Background: SYT-SSX is the oncogene associated with synovial sarcoma (SS), a stem cell disease. SYT-SSX is thought to be responsible for sarcoma initiation and development. It interacts with components of Polycomb and SWI/SNF complexes, the two epigenetic controllers that maintain the heritable status of differentiation-specific genes in the stem/progenitor cell. Through these associations SYT-SSX is thought to alter gene expression programs by epigenetic mechanisms. Recently, we reported that SYT-SSX2 reprograms mesenchymal stem cells and myoblasts by dictating their commitment to the neural lineage while disrupting their normal differentiation. This reprogramming was due to the direct occupancy of proneural genes by the SYT-SSX2 nuclear complex. To gain a clear understanding of SYT-SSX2 control of gene expression networks, we conducted a thorough genome-wide analysis to determine the mechanism of its recruitment and identify signature sets of epigenetic markers that would predict its targeting and transcriptional activity.

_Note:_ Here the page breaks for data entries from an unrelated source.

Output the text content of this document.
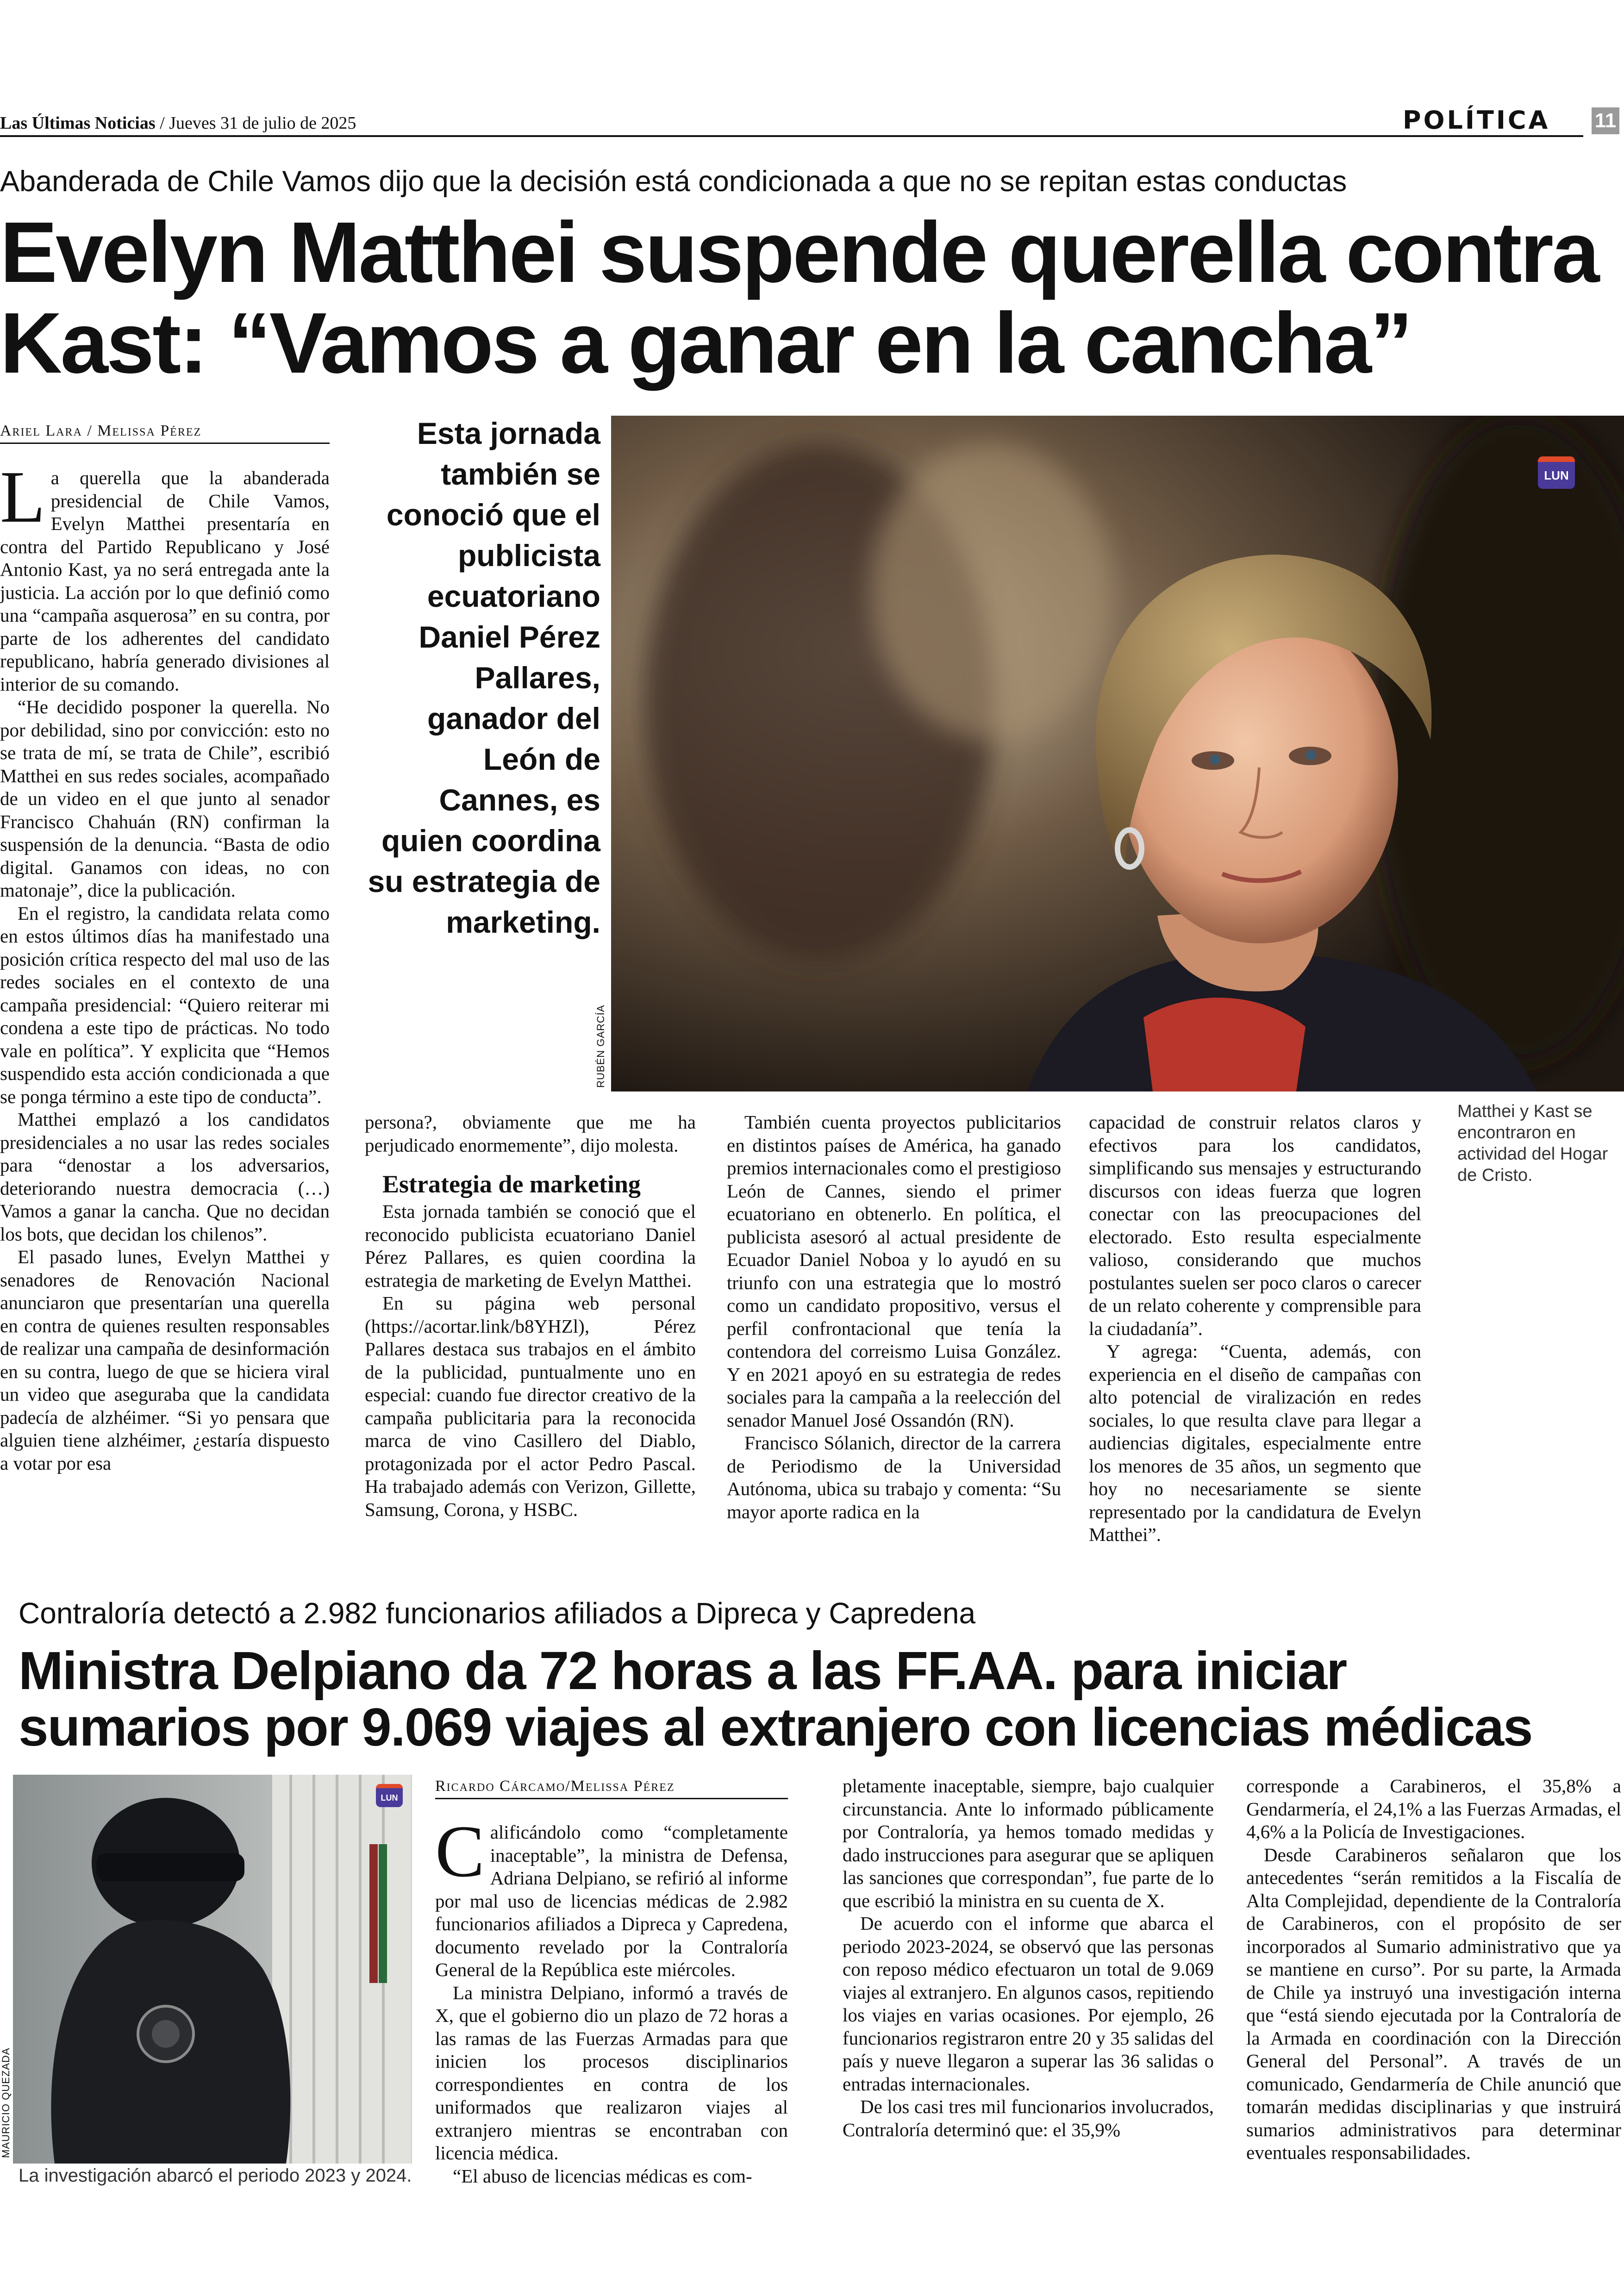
Las Últimas Noticias / Jueves 31 de julio de 2025	POLÍTICA 11
Abanderada de Chile Vamos dijo que la decisión está condicionada a que no se repitan estas conductas
Evelyn Matthei suspende querella contra
Kast: “Vamos a ganar en la cancha”
Ariel Lara / Melissa Pérez

La querella que la abanderada presidencial de Chile Vamos, Evelyn Matthei presentaría en contra del Partido Republicano y José Antonio Kast, ya no será entregada ante la justicia. La acción por lo que definió como una “campaña asquerosa” en su contra, por parte de los adherentes del candidato republicano, habría generado divisiones al interior de su comando.

“He decidido posponer la querella. No por debilidad, sino por convicción: esto no se trata de mí, se trata de Chile”, escribió Matthei en sus redes sociales, acompañado de un video en el que junto al senador Francisco Chahuán (RN) confirman la suspensión de la denuncia. “Basta de odio digital. Ganamos con ideas, no con matonaje”, dice la publicación.

En el registro, la candidata relata como en estos últimos días ha manifestado una posición crítica respecto del mal uso de las redes sociales en el contexto de una campaña presidencial: “Quiero reiterar mi condena a este tipo de prácticas. No todo vale en política”. Y explicita que “Hemos suspendido esta acción condicionada a que se ponga término a este tipo de conducta”.

Matthei emplazó a los candidatos presidenciales a no usar las redes sociales para “denostar a los adversarios, deteriorando nuestra democracia (…) Vamos a ganar la cancha. Que no decidan los bots, que decidan los chilenos”.

El pasado lunes, Evelyn Matthei y senadores de Renovación Nacional anunciaron que presentarían una querella en contra de quienes resulten responsables de realizar una campaña de desinformación en su contra, luego de que se hiciera viral un video que aseguraba que la candidata padecía de alzhéimer. “Si yo pensara que alguien tiene alzhéimer, ¿estaría dispuesto a votar por esa

Esta jornada también se conoció que el publicista ecuatoriano Daniel Pérez Pallares, ganador del León de Cannes, es quien coordina su estrategia de marketing.
LUN
RUBÉN GARCÍA
Matthei y Kast se encontraron en actividad del Hogar de Cristo.

persona?, obviamente que me ha perjudicado enormemente”, dijo molesta.

Estrategia de marketing

Esta jornada también se conoció que el reconocido publicista ecuatoriano Daniel Pérez Pallares, es quien coordina la estrategia de marketing de Evelyn Matthei.

En su página web personal (https://acortar.link/b8YHZl), Pérez Pallares destaca sus trabajos en el ámbito de la publicidad, puntualmente uno en especial: cuando fue director creativo de la campaña publicitaria para la reconocida marca de vino Casillero del Diablo, protagonizada por el actor Pedro Pascal. Ha trabajado además con Verizon, Gillette, Samsung, Corona, y HSBC.

También cuenta proyectos publicitarios en distintos países de América, ha ganado premios internacionales como el prestigioso León de Cannes, siendo el primer ecuatoriano en obtenerlo. En política, el publicista asesoró al actual presidente de Ecuador Daniel Noboa y lo ayudó en su triunfo con una estrategia que lo mostró como un candidato propositivo, versus el perfil confrontacional que tenía la contendora del correismo Luisa González. Y en 2021 apoyó en su estrategia de redes sociales para la campaña a la reelección del senador Manuel José Ossandón (RN).

Francisco Sólanich, director de la carrera de Periodismo de la Universidad Autónoma, ubica su trabajo y comenta: “Su mayor aporte radica en la

capacidad de construir relatos claros y efectivos para los candidatos, simplificando sus mensajes y estructurando discursos con ideas fuerza que logren conectar con las preocupaciones del electorado. Esto resulta especialmente valioso, considerando que muchos postulantes suelen ser poco claros o carecer de un relato coherente y comprensible para la ciudadanía”.

Y agrega: “Cuenta, además, con experiencia en el diseño de campañas con alto potencial de viralización en redes sociales, lo que resulta clave para llegar a audiencias digitales, especialmente entre los menores de 35 años, un segmento que hoy no necesariamente se siente representado por la candidatura de Evelyn Matthei”.

Contraloría detectó a 2.982 funcionarios afiliados a Dipreca y Capredena
Ministra Delpiano da 72 horas a las FF.AA. para iniciar
sumarios por 9.069 viajes al extranjero con licencias médicas
LUN
MAURICIO QUEZADA
La investigación abarcó el periodo 2023 y 2024.
Ricardo Cárcamo/Melissa Pérez

Calificándolo como “completamente inaceptable”, la ministra de Defensa, Adriana Delpiano, se refirió al informe por mal uso de licencias médicas de 2.982 funcionarios afiliados a Dipreca y Capredena, documento revelado por la Contraloría General de la República este miércoles.

La ministra Delpiano, informó a través de X, que el gobierno dio un plazo de 72 horas a las ramas de las Fuerzas Armadas para que inicien los procesos disciplinarios correspondientes en contra de los uniformados que realizaron viajes al extranjero mientras se encontraban con licencia médica.

“El abuso de licencias médicas es com-

pletamente inaceptable, siempre, bajo cualquier circunstancia. Ante lo informado públicamente por Contraloría, ya hemos tomado medidas y dado instrucciones para asegurar que se apliquen las sanciones que correspondan”, fue parte de lo que escribió la ministra en su cuenta de X.

De acuerdo con el informe que abarca el periodo 2023-2024, se observó que las personas con reposo médico efectuaron un total de 9.069 viajes al extranjero. En algunos casos, repitiendo los viajes en varias ocasiones. Por ejemplo, 26 funcionarios registraron entre 20 y 35 salidas del país y nueve llegaron a superar las 36 salidas o entradas internacionales.

De los casi tres mil funcionarios involucrados, Contraloría determinó que: el 35,9%

corresponde a Carabineros, el 35,8% a Gendarmería, el 24,1% a las Fuerzas Armadas, el 4,6% a la Policía de Investigaciones.

Desde Carabineros señalaron que los antecedentes “serán remitidos a la Fiscalía de Alta Complejidad, dependiente de la Contraloría de Carabineros, con el propósito de ser incorporados al Sumario administrativo que ya se mantiene en curso”. Por su parte, la Armada de Chile ya instruyó una investigación interna que “está siendo ejecutada por la Contraloría de la Armada en coordinación con la Dirección General del Personal”. A través de un comunicado, Gendarmería de Chile anunció que tomarán medidas disciplinarias y que instruirá sumarios administrativos para determinar eventuales responsabilidades.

Results: SYT-SSX2 was recruited to distinct loci across all chromosomes, and an overwhelming number of Polycomb-modified sites enriched with the trimethylated histone H3 on lysine 27 (H3K27me3) formed the main recruiting module for SYT-SSX2. Not all SYT-SSX2/H3K27me3-occupied genes had altered expression, denoting the requirement for additional signals upon oncogene binding. Differential binding and epigenetic patterns distinguished upregulated and downregulated genes. Most activated genes had SYT-SSX2 sites enriched with H3K27me3 within their body or near their transcription start site (TSS) whereas a majority of downregulated genes were characterized by SYT-SSX2/H3K27me3-rich regions at long-range, or by modifications associated with transcription activation within the gene body or near the TSS. Hierarchical and functional clustering identified H3K27me3 as the dominant epigenetic marker associated with SYT-SSX2 binding and gene expression. Notably, this analysis revealed a cluster of upregulated neuronal genes densely covered by H3K27me3, consistent with programming toward the neural lineage by SYT-SSX2 observed previously.
Conclusions: The data analysis revealed that Polycomb complexes or their modified chromatin and their stably silenced differentiation programs seem to be the main target for SYT-SSX2, suggesting that their perturbation is at the center of tumorigenesis driven by the oncogene. Further research into this mechanism is crucial to the full understanding of SS biology.